L’équipage du Vol 400 de la Lufthansa séjournait à l’hôtel Sinbad. Ils n’avaient pas grand-chose à faire. Le capitaine Reinhard Knoth divisa son équipage en deux groupes. Le premier devait s’assurer que l’avion serait prêt à décoller dès qu’on leur donnerait l’autorisation de partir: ils devaient s’assurer que l’avion soit propre, qu’il y ait de la nourriture et de l’eau à bord, et que les travailleurs au sol de l’aéroport Gander recevraient toute l’aide dont ils avaient besoin. Le deuxième groupe avait pour mission de s’assurer que les passagers allaient bien et étaient bien traités. Le capitaine Knoth s’est placé dans ce deuxième groupe.

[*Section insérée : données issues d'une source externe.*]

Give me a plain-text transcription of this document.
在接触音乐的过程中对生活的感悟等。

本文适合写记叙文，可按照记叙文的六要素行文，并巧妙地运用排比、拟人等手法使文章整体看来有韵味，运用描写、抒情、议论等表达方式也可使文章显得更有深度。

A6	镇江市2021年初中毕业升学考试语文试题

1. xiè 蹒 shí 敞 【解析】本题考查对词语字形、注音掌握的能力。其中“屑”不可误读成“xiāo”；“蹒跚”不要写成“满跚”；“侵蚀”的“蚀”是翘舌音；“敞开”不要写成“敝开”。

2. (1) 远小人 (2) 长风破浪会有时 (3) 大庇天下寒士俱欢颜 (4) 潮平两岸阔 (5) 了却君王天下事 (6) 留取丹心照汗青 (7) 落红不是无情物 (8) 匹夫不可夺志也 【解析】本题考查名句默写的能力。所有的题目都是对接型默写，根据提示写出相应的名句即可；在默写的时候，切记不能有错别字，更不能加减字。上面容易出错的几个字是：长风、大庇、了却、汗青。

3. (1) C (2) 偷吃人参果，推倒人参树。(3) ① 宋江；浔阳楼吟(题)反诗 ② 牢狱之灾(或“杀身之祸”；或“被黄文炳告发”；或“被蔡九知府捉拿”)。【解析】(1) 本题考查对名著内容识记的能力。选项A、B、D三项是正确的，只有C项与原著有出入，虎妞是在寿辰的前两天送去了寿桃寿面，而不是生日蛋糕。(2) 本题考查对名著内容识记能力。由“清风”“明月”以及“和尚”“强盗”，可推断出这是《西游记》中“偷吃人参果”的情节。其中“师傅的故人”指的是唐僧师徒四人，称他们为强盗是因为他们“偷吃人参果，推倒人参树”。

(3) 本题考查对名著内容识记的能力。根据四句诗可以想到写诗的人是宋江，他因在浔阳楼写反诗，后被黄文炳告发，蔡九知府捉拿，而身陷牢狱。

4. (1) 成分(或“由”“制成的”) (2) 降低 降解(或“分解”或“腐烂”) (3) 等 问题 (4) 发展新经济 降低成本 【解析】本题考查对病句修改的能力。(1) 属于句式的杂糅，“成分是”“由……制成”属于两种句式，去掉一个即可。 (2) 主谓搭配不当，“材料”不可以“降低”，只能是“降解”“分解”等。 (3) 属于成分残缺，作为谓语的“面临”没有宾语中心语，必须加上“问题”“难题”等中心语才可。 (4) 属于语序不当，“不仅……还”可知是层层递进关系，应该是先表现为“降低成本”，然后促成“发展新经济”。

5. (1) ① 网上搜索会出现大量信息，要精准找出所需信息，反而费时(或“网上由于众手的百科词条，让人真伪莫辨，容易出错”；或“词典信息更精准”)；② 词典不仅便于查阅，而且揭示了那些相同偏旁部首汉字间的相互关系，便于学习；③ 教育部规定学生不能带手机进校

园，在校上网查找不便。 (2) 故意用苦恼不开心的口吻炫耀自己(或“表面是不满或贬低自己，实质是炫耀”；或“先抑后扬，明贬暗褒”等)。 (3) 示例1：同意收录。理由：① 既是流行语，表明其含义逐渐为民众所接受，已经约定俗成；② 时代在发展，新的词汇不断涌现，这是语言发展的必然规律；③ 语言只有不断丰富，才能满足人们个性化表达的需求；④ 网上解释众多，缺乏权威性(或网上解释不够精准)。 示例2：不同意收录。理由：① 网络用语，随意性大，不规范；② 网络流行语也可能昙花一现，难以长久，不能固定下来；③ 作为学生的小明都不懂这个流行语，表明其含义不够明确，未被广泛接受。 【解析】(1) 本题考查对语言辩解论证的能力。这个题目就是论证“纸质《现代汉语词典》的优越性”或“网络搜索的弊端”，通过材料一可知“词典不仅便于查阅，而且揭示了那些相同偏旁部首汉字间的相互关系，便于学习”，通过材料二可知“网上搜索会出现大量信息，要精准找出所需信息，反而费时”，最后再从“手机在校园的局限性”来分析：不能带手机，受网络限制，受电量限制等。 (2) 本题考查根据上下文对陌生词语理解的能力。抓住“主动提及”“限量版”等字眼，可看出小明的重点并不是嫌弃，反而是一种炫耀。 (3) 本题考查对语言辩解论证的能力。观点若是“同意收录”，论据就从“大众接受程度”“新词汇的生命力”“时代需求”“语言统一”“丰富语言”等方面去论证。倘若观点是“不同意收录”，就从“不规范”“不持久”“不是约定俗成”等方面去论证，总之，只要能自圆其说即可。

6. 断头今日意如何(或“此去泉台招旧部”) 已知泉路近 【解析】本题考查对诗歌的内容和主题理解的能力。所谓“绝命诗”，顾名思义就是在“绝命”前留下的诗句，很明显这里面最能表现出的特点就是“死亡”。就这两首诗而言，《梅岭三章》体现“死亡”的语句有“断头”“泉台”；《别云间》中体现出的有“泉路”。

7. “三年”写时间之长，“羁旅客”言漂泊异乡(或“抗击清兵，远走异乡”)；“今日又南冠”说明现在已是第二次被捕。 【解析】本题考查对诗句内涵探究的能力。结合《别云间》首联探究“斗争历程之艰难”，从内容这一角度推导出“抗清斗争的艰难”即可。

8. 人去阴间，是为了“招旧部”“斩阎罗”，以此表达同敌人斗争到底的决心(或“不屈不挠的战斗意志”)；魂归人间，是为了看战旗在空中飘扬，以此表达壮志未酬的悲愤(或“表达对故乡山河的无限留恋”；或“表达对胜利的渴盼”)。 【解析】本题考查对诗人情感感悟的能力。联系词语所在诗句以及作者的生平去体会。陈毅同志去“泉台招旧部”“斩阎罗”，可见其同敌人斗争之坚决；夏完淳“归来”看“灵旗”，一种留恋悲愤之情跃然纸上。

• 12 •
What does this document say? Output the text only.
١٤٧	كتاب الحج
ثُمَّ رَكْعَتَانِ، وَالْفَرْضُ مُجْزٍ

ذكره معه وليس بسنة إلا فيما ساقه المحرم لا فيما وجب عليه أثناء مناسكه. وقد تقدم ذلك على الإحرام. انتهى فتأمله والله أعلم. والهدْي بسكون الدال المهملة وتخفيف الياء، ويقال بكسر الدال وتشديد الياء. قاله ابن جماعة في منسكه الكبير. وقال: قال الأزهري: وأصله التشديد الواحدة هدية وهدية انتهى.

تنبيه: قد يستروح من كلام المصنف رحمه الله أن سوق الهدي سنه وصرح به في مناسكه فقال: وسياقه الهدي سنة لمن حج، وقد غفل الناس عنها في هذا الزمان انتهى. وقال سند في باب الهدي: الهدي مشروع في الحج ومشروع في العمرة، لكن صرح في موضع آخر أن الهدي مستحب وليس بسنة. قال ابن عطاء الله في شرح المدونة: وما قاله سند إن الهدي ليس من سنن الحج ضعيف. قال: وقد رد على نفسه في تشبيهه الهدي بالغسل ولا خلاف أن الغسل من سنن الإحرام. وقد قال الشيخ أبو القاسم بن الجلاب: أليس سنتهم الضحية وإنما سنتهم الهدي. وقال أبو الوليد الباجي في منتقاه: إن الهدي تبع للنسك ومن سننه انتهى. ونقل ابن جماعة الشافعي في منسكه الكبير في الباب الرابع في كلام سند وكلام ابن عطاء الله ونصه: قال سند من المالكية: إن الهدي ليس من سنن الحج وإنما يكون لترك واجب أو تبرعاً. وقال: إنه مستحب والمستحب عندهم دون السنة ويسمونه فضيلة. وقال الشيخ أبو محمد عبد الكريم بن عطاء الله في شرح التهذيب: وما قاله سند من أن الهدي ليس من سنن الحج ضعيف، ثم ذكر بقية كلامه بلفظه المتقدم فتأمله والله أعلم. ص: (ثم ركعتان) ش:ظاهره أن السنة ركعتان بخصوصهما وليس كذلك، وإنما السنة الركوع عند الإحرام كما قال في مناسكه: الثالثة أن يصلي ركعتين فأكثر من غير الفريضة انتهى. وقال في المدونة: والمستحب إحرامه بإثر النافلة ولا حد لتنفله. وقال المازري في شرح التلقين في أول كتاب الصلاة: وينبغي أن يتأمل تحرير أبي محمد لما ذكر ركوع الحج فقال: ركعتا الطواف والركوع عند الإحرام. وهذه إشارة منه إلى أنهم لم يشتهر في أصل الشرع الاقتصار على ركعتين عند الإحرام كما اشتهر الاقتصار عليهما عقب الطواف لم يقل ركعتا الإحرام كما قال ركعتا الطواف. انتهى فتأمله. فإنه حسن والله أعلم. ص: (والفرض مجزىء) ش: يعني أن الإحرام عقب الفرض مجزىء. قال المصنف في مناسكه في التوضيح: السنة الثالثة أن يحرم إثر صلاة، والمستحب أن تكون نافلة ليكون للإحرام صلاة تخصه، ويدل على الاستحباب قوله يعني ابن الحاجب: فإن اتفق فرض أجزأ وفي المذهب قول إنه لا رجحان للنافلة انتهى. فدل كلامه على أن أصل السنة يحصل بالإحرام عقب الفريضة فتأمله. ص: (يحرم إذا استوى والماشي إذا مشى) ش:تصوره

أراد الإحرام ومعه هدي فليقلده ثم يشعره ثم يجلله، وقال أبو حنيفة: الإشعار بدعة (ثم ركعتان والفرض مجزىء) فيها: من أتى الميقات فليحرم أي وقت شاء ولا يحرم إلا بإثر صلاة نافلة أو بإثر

Knoth éprouvait un profond sentiment de responsabilité envers ses passagers. Qu’il ait fallu six heures ou six jours pour les transporter de Francfort à New York, ils restaient toujours ses passagers et il devait s’en occuper.
Chaque matin, il partait de son hôtel pour se rendre à pied au Gander Collegiate, l’école secondaire où séjournaient les passagers de son vol. Knoth ne s’inquiétait pas de marcher, le temps était magnifique, et cela lui donnait du temps pour réfléchir. Enfin, si les gens de Gander n’avaient pas été aussi amicaux: Knoth ne marchait pas plus de deux ou trois pâtés de maisons avant que l’un des habitants de la ville ne s’arrête à côté de lui et ne lui propose de le conduire où qu’il aille. Il en allait de même lorsqu’il rentrait à pied de l’école à l’hôtel.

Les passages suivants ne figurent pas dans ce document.